O Corinthians foi procurado nos últimos dias por uma empresa do ramo de bets esportivas e recebeu uma proposta para desenvolver a própria casa de apostas do clube, que levaria o nome de “Timão.Bet”. A oferta inicial prevê um contrato de patrocínio máster de R$ 453 milhões por três anos (R$ 151 milhões por ano), além de 3% sobre o lucro da operação por meio de royalties.
A informação foi publicada inicialmente pelo UOL Esporte e confirmada pelo Meu Timão. Como soube a reportagem, em um eventual acordo, o Corinthians teria controle integral da marca. Internamente, o clube analisa a proposta e encaminhou a abordagem ao setor de compliance. Os membros do órgão fiscalizador avaliam a empresa e o grupo responsável pela operação, mas ainda há receio devido à falta de lastro da bet, licenciada somente neste ano e pouco conhecida no mercado. A companhia também foi citada na CPI das Bets no Senado, no início de 2025.

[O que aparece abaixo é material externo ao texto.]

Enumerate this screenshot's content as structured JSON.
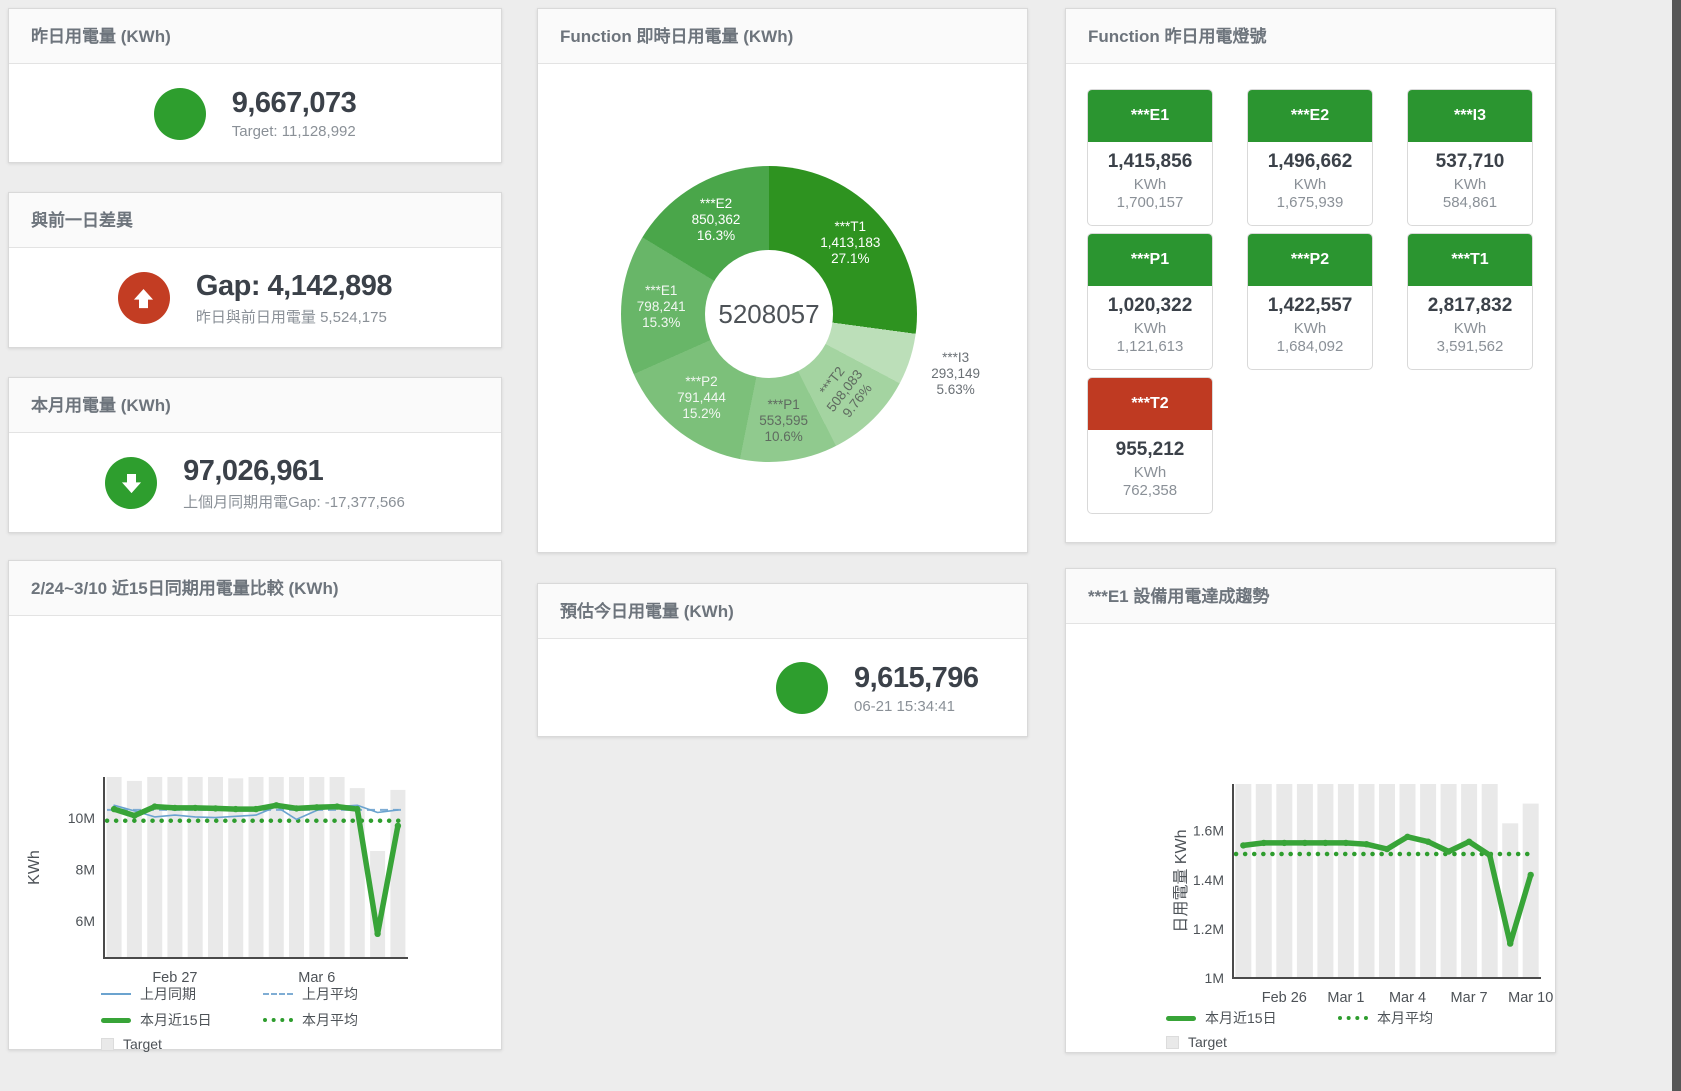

Casos recentes envolvendo empresas como Taunsa e VaideBet também deixam o Corinthians mais cauteloso em firmar novos acordos com marcas de reputação ainda incerta.
Apesar disso, a operadora sinalizou que está disposta a aumentar a oferta. Uma nova proposta deve elevar o valor total para R$ 720 milhões (cerca de R$ 180 milhões por ano) em um contrato de quatro temporadas. A expectativa é que o clube receba essa atualização nos próximos dias. Além do aumento, a empresa manifestou interesse em cobrir eventuais propostas de outros patrocinadores máster. Enquanto aguarda a nova oferta, o clube do Parque São Jorge negocia a renovação do vínculo com a Esportes da Sorte, atual patrocinadora principal do clube.
Segundo a empresa interessada na parceria com o Timão, seu modelo evita práticas de marketing de emboscada, nas quais companhias buscam exposição por curto prazo e rompem o acordo logo após obter visibilidade. O projeto também promete maior transparência financeira, garantindo ao Corinthians acesso integral aos números da operação, o que facilitaria futuras renovações ou negociações.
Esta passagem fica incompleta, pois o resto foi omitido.